Thursday, November 1, 2012

Stop Being a People-Pleaser

Today I received this article from a colleague in a gchat.  At first I was caught off guard as I was in deep thought in an email I was currently writing but I was also surprised by the title. "Stop Being a People-Pleaser."   When I finally read the gchat message from the colleague, which said "this is SO you," I was immediately curious to read this article and figure out why this particular article made them think this was SO me.

After reading it, I realized, this is me.  100 and 10%.  The advise in this article is exactly what I needed.   I have been battling with myself on time management, quality of work, and always being accessible to others, regardless of what priorities are on my plate at the current time.

This part of the article, struck a chord with me the most.  (I am guilty of this, more than I even realized, so thank you Elizabeth Saunders for giving me this wake up call)

"The "Yes!" Man or Woman Scenario:  
If you're an energetic, service-oriented person, your tendency is to always respond to any request by saying, "Sure, I can do that." Or when you're sitting in a meeting and someone asks for volunteers to help, you always raise your hand. Or even when no one asks for help — but you know they need it — you offer to assist. In and of itself, a strong desire to take action isn't bad. But if this attitude means that you're completely overloaded with work and unfocused on your top priorities, you are failing to keep the commitments that truly should fall under your ownership.  In many instances, there are other people who can step up. If you can't resist the urge to jump in, disconnect yourself when you're off hours so that you're not even aware of every crisis.  Even if it seems like a can't-miss opportunity, remember that there will always be other chances. There will always be more events, more conferences, more articles, even more crises to solve — more of everything. If you don't make time for what's an enduring priority for you, such as sleep, rest, or time with important people, you'll miss out on what truly matters."

Yup. That is me.  To the T.  Now all I need to do is take Elizabeth's advise to heart and to use.

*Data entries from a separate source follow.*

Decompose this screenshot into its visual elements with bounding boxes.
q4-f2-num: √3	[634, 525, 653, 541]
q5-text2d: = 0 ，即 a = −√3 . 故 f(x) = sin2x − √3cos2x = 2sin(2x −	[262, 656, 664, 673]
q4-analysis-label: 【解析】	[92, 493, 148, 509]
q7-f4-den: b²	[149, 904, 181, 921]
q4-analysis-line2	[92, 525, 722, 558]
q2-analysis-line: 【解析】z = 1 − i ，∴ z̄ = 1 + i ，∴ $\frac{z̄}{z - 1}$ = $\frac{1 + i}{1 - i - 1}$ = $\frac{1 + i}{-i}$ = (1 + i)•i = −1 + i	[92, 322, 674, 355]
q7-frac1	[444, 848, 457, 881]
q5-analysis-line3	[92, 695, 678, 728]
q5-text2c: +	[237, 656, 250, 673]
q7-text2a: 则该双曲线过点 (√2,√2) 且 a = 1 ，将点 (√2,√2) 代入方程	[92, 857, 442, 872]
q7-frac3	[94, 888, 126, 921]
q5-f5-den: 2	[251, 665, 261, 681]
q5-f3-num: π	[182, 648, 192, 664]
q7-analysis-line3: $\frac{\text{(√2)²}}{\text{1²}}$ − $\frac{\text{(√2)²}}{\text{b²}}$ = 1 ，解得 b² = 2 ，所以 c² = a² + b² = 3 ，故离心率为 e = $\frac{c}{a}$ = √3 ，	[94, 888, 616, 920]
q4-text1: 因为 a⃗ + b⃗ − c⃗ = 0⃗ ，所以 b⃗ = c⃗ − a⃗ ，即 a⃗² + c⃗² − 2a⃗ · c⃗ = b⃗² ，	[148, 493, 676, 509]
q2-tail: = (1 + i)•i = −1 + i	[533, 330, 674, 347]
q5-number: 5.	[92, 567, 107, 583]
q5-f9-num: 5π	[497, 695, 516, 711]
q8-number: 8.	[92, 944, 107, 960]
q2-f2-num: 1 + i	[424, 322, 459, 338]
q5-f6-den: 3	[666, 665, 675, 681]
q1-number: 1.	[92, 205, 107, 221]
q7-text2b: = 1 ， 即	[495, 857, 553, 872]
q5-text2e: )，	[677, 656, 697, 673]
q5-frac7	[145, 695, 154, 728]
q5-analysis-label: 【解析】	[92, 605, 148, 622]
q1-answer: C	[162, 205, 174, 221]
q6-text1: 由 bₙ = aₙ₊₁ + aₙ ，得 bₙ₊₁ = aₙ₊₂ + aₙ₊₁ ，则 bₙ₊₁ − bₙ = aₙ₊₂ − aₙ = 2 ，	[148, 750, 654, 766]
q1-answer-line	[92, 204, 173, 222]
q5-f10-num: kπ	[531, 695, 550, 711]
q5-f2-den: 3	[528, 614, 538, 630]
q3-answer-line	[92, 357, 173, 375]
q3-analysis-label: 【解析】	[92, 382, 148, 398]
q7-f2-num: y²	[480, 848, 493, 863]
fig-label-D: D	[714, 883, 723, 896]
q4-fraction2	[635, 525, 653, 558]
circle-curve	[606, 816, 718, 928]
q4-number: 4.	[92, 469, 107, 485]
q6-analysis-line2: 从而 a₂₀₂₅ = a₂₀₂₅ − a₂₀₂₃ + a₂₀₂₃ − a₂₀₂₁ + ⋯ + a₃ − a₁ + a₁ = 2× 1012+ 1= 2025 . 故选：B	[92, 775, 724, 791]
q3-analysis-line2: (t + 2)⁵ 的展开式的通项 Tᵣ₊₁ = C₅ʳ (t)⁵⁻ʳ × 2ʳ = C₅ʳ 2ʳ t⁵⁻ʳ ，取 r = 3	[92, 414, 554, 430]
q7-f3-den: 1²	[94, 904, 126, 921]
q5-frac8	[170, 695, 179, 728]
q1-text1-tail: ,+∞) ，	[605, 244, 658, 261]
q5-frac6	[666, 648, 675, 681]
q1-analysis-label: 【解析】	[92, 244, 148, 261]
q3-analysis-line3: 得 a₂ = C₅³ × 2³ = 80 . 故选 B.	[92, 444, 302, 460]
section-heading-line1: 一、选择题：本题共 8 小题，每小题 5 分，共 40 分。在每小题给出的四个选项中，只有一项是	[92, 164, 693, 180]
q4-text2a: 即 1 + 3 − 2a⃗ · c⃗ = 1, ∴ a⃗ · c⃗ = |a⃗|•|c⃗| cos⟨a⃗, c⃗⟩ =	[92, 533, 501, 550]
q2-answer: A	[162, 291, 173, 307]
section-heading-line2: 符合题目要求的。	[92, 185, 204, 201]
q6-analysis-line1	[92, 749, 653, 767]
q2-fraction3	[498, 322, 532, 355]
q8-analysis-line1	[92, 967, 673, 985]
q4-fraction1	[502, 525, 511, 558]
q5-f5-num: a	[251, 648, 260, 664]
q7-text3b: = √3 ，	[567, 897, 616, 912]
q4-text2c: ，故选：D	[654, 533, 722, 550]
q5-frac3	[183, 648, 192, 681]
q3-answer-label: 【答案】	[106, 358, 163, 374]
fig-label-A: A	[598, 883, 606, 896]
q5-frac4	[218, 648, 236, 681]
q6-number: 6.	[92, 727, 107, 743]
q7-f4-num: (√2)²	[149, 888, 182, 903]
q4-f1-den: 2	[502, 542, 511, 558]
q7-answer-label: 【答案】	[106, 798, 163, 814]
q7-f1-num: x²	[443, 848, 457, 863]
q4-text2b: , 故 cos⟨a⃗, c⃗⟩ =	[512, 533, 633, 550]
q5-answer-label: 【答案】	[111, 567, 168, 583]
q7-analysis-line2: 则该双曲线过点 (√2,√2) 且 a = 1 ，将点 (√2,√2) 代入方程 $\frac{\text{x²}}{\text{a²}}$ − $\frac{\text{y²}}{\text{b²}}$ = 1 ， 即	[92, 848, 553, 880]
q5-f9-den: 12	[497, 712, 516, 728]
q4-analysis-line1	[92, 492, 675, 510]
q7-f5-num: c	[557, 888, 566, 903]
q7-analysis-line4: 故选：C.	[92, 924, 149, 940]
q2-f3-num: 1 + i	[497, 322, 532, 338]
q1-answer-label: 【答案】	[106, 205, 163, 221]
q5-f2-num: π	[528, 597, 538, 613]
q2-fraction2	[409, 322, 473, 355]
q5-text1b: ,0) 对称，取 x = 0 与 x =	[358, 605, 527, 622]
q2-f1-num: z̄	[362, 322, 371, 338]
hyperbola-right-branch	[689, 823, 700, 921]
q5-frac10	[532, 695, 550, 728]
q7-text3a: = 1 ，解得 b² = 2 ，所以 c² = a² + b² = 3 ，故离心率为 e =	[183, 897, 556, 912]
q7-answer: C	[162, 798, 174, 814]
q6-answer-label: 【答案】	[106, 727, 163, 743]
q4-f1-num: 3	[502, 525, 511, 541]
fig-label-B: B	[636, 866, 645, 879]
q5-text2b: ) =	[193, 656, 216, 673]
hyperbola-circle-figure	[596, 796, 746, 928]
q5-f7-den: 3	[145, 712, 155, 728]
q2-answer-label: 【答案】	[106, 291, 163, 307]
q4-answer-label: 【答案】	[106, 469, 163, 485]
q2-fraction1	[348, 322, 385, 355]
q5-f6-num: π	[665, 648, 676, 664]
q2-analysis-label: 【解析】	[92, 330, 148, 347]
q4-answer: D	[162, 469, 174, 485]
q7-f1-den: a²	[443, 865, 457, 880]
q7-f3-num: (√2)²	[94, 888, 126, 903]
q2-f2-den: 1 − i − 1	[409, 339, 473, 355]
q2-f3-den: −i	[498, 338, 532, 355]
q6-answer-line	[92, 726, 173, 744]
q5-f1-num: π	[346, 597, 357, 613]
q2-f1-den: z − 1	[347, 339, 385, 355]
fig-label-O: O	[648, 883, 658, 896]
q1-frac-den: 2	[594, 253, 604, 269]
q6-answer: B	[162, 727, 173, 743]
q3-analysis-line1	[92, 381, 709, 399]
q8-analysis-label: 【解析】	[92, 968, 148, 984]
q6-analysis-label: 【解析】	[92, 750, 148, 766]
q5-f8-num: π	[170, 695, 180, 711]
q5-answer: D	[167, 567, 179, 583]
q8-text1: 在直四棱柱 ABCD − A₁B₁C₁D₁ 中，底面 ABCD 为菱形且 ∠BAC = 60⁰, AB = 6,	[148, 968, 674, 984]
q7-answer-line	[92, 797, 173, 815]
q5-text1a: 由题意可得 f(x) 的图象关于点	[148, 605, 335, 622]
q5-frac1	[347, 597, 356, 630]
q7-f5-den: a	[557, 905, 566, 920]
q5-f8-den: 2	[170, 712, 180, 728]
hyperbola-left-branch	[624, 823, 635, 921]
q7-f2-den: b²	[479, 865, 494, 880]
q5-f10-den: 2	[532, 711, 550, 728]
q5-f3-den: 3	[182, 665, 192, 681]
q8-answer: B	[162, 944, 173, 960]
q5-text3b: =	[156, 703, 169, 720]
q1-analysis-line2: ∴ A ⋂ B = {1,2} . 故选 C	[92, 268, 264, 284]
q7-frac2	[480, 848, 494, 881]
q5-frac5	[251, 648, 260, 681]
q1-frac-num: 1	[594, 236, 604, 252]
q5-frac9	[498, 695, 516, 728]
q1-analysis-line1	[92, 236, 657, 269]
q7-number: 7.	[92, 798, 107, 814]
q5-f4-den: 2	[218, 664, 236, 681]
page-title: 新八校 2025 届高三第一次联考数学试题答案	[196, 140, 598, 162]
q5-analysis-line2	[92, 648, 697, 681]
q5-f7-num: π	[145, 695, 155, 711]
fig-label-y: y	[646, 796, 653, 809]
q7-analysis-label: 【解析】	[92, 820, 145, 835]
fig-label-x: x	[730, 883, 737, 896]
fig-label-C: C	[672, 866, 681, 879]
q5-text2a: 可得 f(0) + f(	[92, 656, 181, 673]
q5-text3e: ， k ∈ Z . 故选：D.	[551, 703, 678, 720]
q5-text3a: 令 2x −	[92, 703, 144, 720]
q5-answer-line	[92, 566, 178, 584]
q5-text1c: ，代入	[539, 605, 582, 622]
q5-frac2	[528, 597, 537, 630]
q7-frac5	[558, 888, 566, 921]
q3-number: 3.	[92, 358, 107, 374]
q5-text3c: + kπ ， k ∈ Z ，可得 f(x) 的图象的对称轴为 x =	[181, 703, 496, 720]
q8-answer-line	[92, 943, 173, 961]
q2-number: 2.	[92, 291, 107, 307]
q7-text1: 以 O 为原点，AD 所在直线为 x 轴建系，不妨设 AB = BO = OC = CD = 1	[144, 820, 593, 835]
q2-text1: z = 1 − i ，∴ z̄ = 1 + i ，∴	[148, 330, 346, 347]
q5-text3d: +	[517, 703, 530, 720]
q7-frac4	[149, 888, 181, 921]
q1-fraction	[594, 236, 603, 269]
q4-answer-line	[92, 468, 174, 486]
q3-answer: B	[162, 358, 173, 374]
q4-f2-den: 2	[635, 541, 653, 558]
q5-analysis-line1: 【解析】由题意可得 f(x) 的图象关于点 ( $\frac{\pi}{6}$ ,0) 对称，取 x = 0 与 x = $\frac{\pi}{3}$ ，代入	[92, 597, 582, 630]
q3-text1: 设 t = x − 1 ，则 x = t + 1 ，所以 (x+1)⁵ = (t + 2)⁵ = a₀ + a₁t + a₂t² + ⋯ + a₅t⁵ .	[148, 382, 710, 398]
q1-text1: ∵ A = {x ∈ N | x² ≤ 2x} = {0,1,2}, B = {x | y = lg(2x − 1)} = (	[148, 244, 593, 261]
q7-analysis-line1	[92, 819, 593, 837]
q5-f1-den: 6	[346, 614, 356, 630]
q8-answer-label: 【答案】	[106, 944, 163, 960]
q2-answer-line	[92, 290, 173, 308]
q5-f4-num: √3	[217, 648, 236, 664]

ASAP.

My role at work requires individuals to be contacting me via email, gchat or by the phone throughout the day, everyday.  Sometimes I have 15 gchat conversations going on at work with folks who need answers from me or have a question, while emails pile up in my inbox and my phone may have a few voicemails.  At meetings when people ask for volunteers or help, I always offer to participate.  When someone refers to me as being someone that would "know" or be good to help (I almost always say yes, without fully considering my band with first)

May be this is how a people-pleaser thinks.  Try to answer everyone and anyone's immediate needs as fast and graciously as you can and trying to fulfill every request thrown my way.  Even with my emails, I answer emails for people I know need my answers/responses the fastest, but I also don't like writing terse emails, because the last thing I want to do is come off wrong or that I am "too busy"to care.  However, spending too much time on an email is not proper use of time so can you see how this can be a little overwhelming for a "people-pleaser?"

According to this article, I need to start slotting time on my calendar where I am "not" available so I can do top priority work undisturbed.  I need to learn when to say "I am sorry I cannot help at this time" and how to protect my time and energy.  This sounds like a much better plan than me doing work after normal work hours for high priority tasks.  These tasks should be done during normal work hours.  Right?

I don't know about you, but my weekends and evenings typically consist of me working for some amount of time with my laptop on my lap, some nights more than others, because let's face it, it is my quiet time and undisturbed focus time.   Weekends are usually my time to catch up on work and unanswered emails.  I should be able to find this sort of time during regular work hours, but for the past few months, that has been almost impossible.  Now I know why.  I've been a Yes Woman for way too many requests lately and it's finally caught up and bite me in the butt.

I also recently read this article by Fast Company called "What Successful Night Owls Get Done Before Bed" and this article made me realize that may be I am just wired to be a late night worker.   My mind is focused at night and I get a second wind usually around 8/9pm and it lasts until 11:00pm/Midnight (hence why this blog post was posted so late in the evening).   Is this normal? (sure).  Is it healthy? (may be, may be not).   Does this schedule have a negative impact on the people in my life and my job? (a little).   So what do I do about it?  I can't be an "all-the-time" worker because that is definitely not healthy, but I need to make some changes so I can be a great manager and worker.

All in all, I want to have as much of a balanced workload and life as I possibly can.  I do not want email overload or work anxiety.  I want to leave work at the end of each day feeling like I accomplished what I wanted to accomplish instead of feeling like I am chasing after a car that is rolling down a hill with no hope of me ever catching up to it.

Hopefully these two articles can help me find my balance and new best practices so I can achieve my goals and surpass them.  If I can make even a few small changes, then I know I will be on the right path to continue taking myself and my career forward.

Have you ever struggled finding ways to balance your workload all the while be a people-pleaser at work?

Can you relate to either one of these articles? If so how?